With an empty cache, query for a name that will require named to follow several delegation trails, e.g. through delegation or through CNAMEs.

www.amazon.co.uk/A is a good example.

What is the current bug behavior?

named (correctly) first sends the original question to the forwarder(s), then asks one of the root servers (using hints to find the address).

After receiving the referral (e.g. to the servers for 'uk'), before sending the original query to any of the referred-to servers named will send another copy of the original question to all of the forwarders. This is believed to be an error.

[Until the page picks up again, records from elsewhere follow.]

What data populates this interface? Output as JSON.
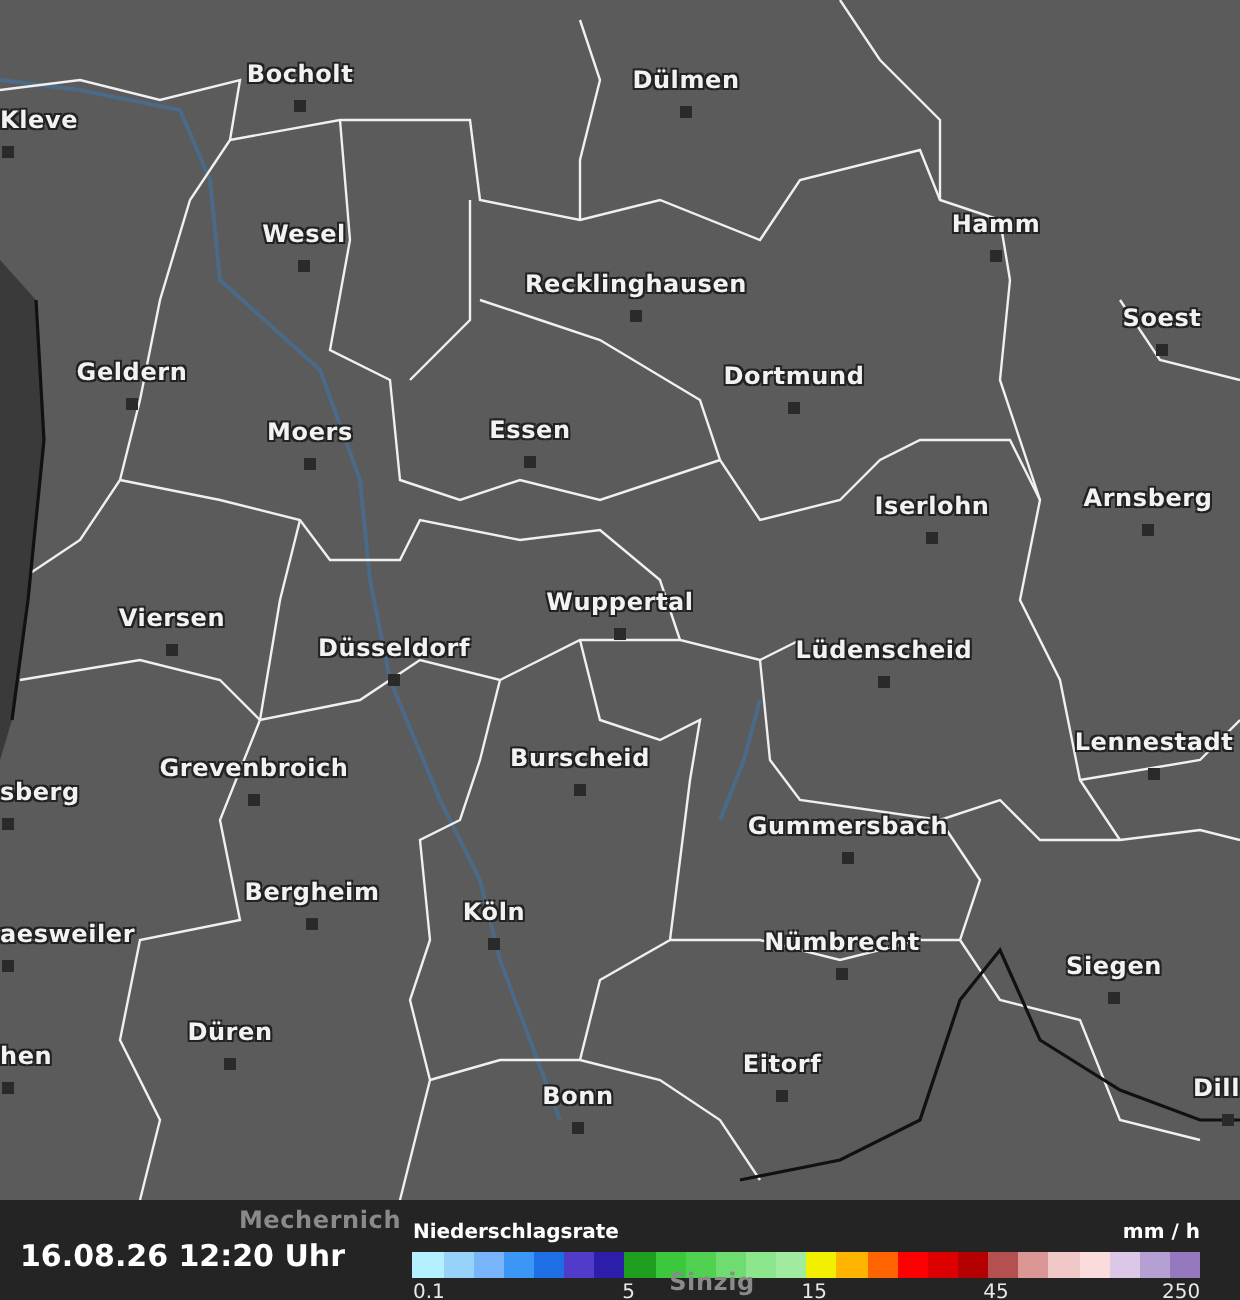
{
  "map": {
    "cities": [
      {
        "name": "Bocholt",
        "faded": false
      },
      {
        "name": "Dülmen",
        "faded": false
      },
      {
        "name": "Kleve",
        "faded": false
      },
      {
        "name": "Wesel",
        "faded": false
      },
      {
        "name": "Hamm",
        "faded": false
      },
      {
        "name": "Recklinghausen",
        "faded": false
      },
      {
        "name": "Soest",
        "faded": false
      },
      {
        "name": "Geldern",
        "faded": false
      },
      {
        "name": "Dortmund",
        "faded": false
      },
      {
        "name": "Moers",
        "faded": false
      },
      {
        "name": "Essen",
        "faded": false
      },
      {
        "name": "Arnsberg",
        "faded": false
      },
      {
        "name": "Iserlohn",
        "faded": false
      },
      {
        "name": "Wuppertal",
        "faded": false
      },
      {
        "name": "Viersen",
        "faded": false
      },
      {
        "name": "Düsseldorf",
        "faded": false
      },
      {
        "name": "Lüdenscheid",
        "faded": false
      },
      {
        "name": "Lennestadt",
        "faded": false
      },
      {
        "name": "Grevenbroich",
        "faded": false
      },
      {
        "name": "Burscheid",
        "faded": false
      },
      {
        "name": "sberg",
        "faded": false
      },
      {
        "name": "Gummersbach",
        "faded": false
      },
      {
        "name": "Bergheim",
        "faded": false
      },
      {
        "name": "Köln",
        "faded": false
      },
      {
        "name": "aesweiler",
        "faded": false
      },
      {
        "name": "Nümbrecht",
        "faded": false
      },
      {
        "name": "Siegen",
        "faded": false
      },
      {
        "name": "Düren",
        "faded": false
      },
      {
        "name": "hen",
        "faded": false
      },
      {
        "name": "Eitorf",
        "faded": false
      },
      {
        "name": "Dill",
        "faded": false
      },
      {
        "name": "Bonn",
        "faded": false
      },
      {
        "name": "Mechernich",
        "faded": true
      },
      {
        "name": "Sinzig",
        "faded": true
      }
    ]
  },
  "footer": {
    "timestamp": "16.08.26 12:20 Uhr",
    "legend": {
      "title": "Niederschlagsrate",
      "unit": "mm / h",
      "swatches": [
        {
          "color": "#b4f0ff",
          "label": "0.1"
        },
        {
          "color": "#96d2fa"
        },
        {
          "color": "#78b4fa"
        },
        {
          "color": "#3c96f5"
        },
        {
          "color": "#1e6ee6"
        },
        {
          "color": "#503cc8"
        },
        {
          "color": "#2d1eaa"
        },
        {
          "color": "#1ea01e",
          "label": "5"
        },
        {
          "color": "#3cc83c"
        },
        {
          "color": "#50d250"
        },
        {
          "color": "#6edc6e"
        },
        {
          "color": "#8ce68c"
        },
        {
          "color": "#a0eba0"
        },
        {
          "color": "#f0f000",
          "label": "15"
        },
        {
          "color": "#ffb400"
        },
        {
          "color": "#ff6400"
        },
        {
          "color": "#ff0000"
        },
        {
          "color": "#dc0000"
        },
        {
          "color": "#b40000"
        },
        {
          "color": "#b45050",
          "label": "45"
        },
        {
          "color": "#dc9696"
        },
        {
          "color": "#f0c8c8"
        },
        {
          "color": "#fadcdc"
        },
        {
          "color": "#dcc8e6"
        },
        {
          "color": "#b4a0d2"
        },
        {
          "color": "#9678be",
          "label": "250"
        }
      ]
    }
  }
}
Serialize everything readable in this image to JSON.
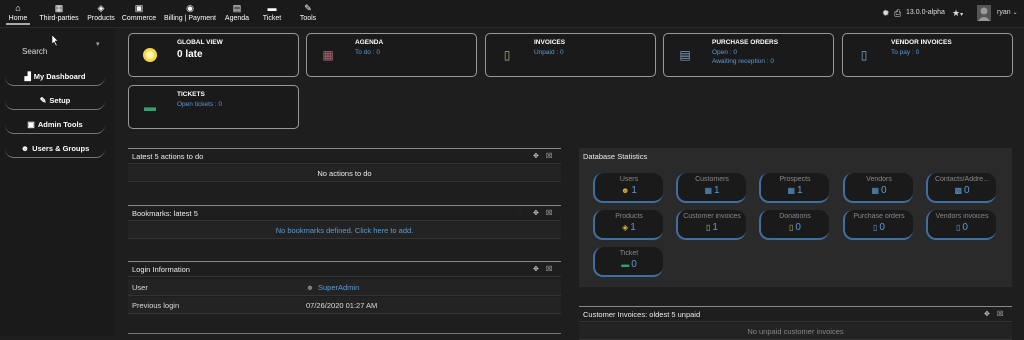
{
  "topbar": {
    "menu": [
      {
        "label": "Home",
        "icon": "home-icon",
        "glyph": "⌂"
      },
      {
        "label": "Third-parties",
        "icon": "building-icon",
        "glyph": "▦"
      },
      {
        "label": "Products",
        "icon": "cube-icon",
        "glyph": "◈"
      },
      {
        "label": "Commerce",
        "icon": "briefcase-icon",
        "glyph": "▣"
      },
      {
        "label": "Billing | Payment",
        "icon": "coins-icon",
        "glyph": "◉"
      },
      {
        "label": "Agenda",
        "icon": "calendar-icon",
        "glyph": "▤"
      },
      {
        "label": "Ticket",
        "icon": "ticket-icon",
        "glyph": "▬"
      },
      {
        "label": "Tools",
        "icon": "wrench-icon",
        "glyph": "✎"
      }
    ],
    "version": "13.0.0-alpha",
    "username": "ryan"
  },
  "sidebar": {
    "search_label": "Search",
    "buttons": [
      {
        "label": "My Dashboard",
        "icon": "chart-icon",
        "glyph": "▟"
      },
      {
        "label": "Setup",
        "icon": "wrench-icon",
        "glyph": "✎"
      },
      {
        "label": "Admin Tools",
        "icon": "briefcase-icon",
        "glyph": "▣"
      },
      {
        "label": "Users & Groups",
        "icon": "users-icon",
        "glyph": "☻"
      }
    ]
  },
  "boxes": {
    "global": {
      "title": "GLOBAL VIEW",
      "value": "0 late"
    },
    "agenda": {
      "title": "AGENDA",
      "line1": "To do : 0"
    },
    "invoices": {
      "title": "INVOICES",
      "line1": "Unpaid : 0"
    },
    "purchase": {
      "title": "PURCHASE ORDERS",
      "line1": "Open : 0",
      "line2": "Awaiting reception : 0"
    },
    "vendor": {
      "title": "VENDOR INVOICES",
      "line1": "To pay : 0"
    },
    "tickets": {
      "title": "TICKETS",
      "line1": "Open tickets : 0"
    }
  },
  "panels": {
    "actions": {
      "title": "Latest 5 actions to do",
      "empty": "No actions to do"
    },
    "bookmarks": {
      "title": "Bookmarks: latest 5",
      "empty": "No bookmarks defined. Click here to add."
    },
    "login": {
      "title": "Login Information",
      "user_label": "User",
      "user_value": "SuperAdmin",
      "prev_label": "Previous login",
      "prev_value": "07/26/2020 01:27 AM"
    },
    "stats": {
      "title": "Database Statistics",
      "items": [
        {
          "label": "Users",
          "value": "1",
          "icon": "user-icon",
          "glyph": "☻",
          "color": "#d9a441"
        },
        {
          "label": "Customers",
          "value": "1",
          "icon": "building-icon",
          "glyph": "▦",
          "color": "#5b9bd5"
        },
        {
          "label": "Prospects",
          "value": "1",
          "icon": "building-icon",
          "glyph": "▦",
          "color": "#5b9bd5"
        },
        {
          "label": "Vendors",
          "value": "0",
          "icon": "building-icon",
          "glyph": "▦",
          "color": "#5b9bd5"
        },
        {
          "label": "Contacts/Addre...",
          "value": "0",
          "icon": "contact-icon",
          "glyph": "▩",
          "color": "#5b9bd5"
        },
        {
          "label": "Products",
          "value": "1",
          "icon": "cube-icon",
          "glyph": "◈",
          "color": "#d9b441"
        },
        {
          "label": "Customer invoices",
          "value": "1",
          "icon": "invoice-icon",
          "glyph": "▯",
          "color": "#a9b47a"
        },
        {
          "label": "Donations",
          "value": "0",
          "icon": "donation-icon",
          "glyph": "▯",
          "color": "#a9b47a"
        },
        {
          "label": "Purchase orders",
          "value": "0",
          "icon": "order-icon",
          "glyph": "▯",
          "color": "#5b9bd5"
        },
        {
          "label": "Vendors invoices",
          "value": "0",
          "icon": "invoice-icon",
          "glyph": "▯",
          "color": "#5b9bd5"
        },
        {
          "label": "Ticket",
          "value": "0",
          "icon": "ticket-icon",
          "glyph": "▬",
          "color": "#2fa36b"
        }
      ]
    },
    "cust_invoices": {
      "title": "Customer Invoices: oldest 5 unpaid",
      "empty": "No unpaid customer invoices"
    }
  }
}
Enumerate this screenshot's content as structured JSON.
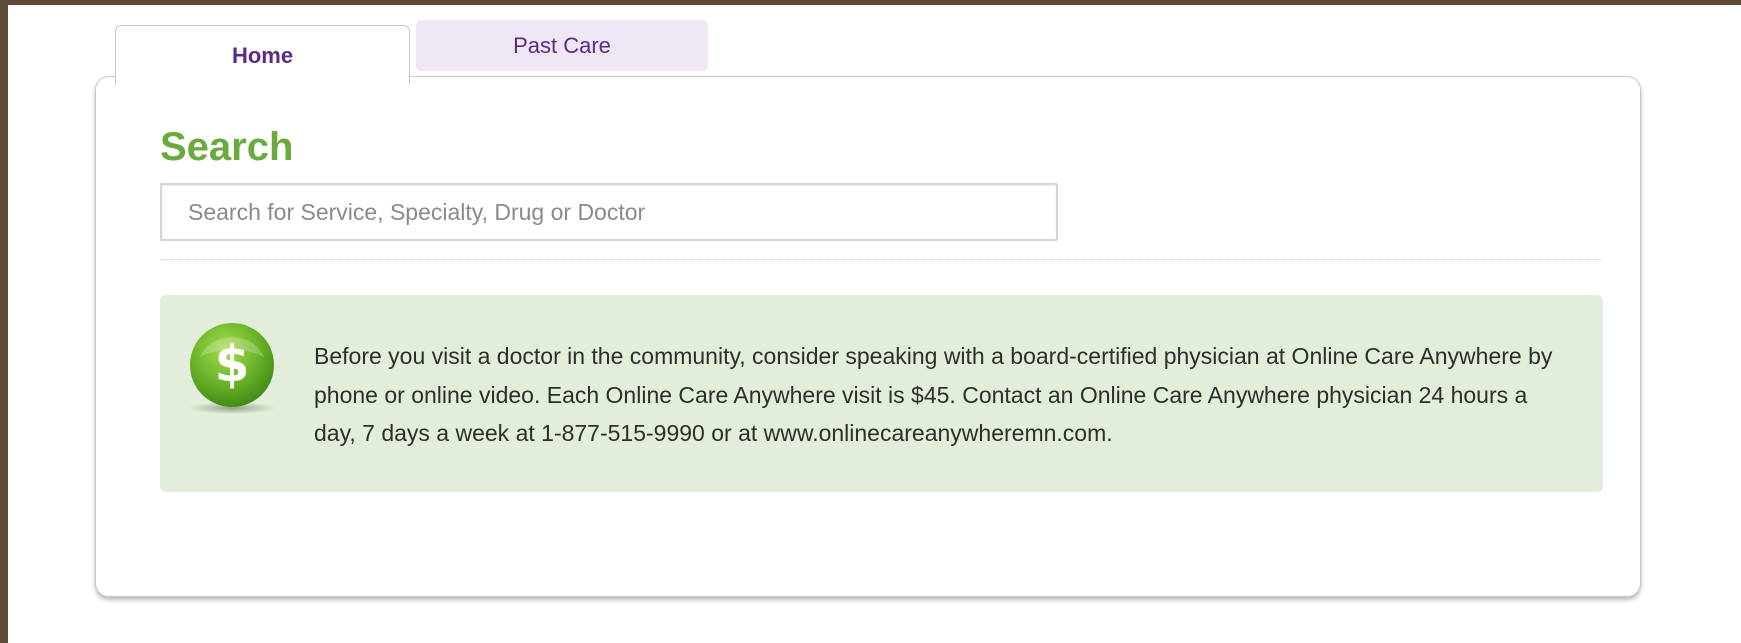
{
  "tabs": [
    {
      "label": "Home",
      "active": true
    },
    {
      "label": "Past Care",
      "active": false
    }
  ],
  "search": {
    "title": "Search",
    "placeholder": "Search for Service, Specialty, Drug or Doctor",
    "value": ""
  },
  "promo": {
    "icon": "dollar-sign-icon",
    "text": "Before you visit a doctor in the community, consider speaking with a board-certified physician at Online Care Anywhere by phone or online video. Each Online Care Anywhere visit is $45. Contact an Online Care Anywhere physician 24 hours a day, 7 days a week at 1-877-515-9990 or at www.onlinecareanywheremn.com."
  },
  "colors": {
    "accent_green": "#6aaa3f",
    "tab_purple": "#5b2a86",
    "promo_background": "#e2eed9",
    "inactive_tab_background": "#efe7f4"
  }
}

At each new referral (e.g. from 'uk' to 'co.uk' and from 'co.uk' to 'amazon.co.uk') named will send yet another copy of the original question to all of the forwarders before asking any of the new referrals. This is again believed to be an error.

What is the expected correct behavior?

The expected behaviour is that, in the process of resolving a query, in a 'forward first' configuration named will give each forwarder one, and only one, chance to provide an answer to each distinct query before falling back to recursion.

Learning the list of servers that the root zone delegates 'uk' to should not be sufficient cause to expect that the forwarders may have a better answer to the same question they failed to answer previously

It does make sense for the forwarders to be given a chance to answer new questions (such as resolving the addresses of the delegated-to servers), but we don't need to be sending them the same questions repeatedly. The option is 'forward first', not 'forward first-and-alternating-thereafter'.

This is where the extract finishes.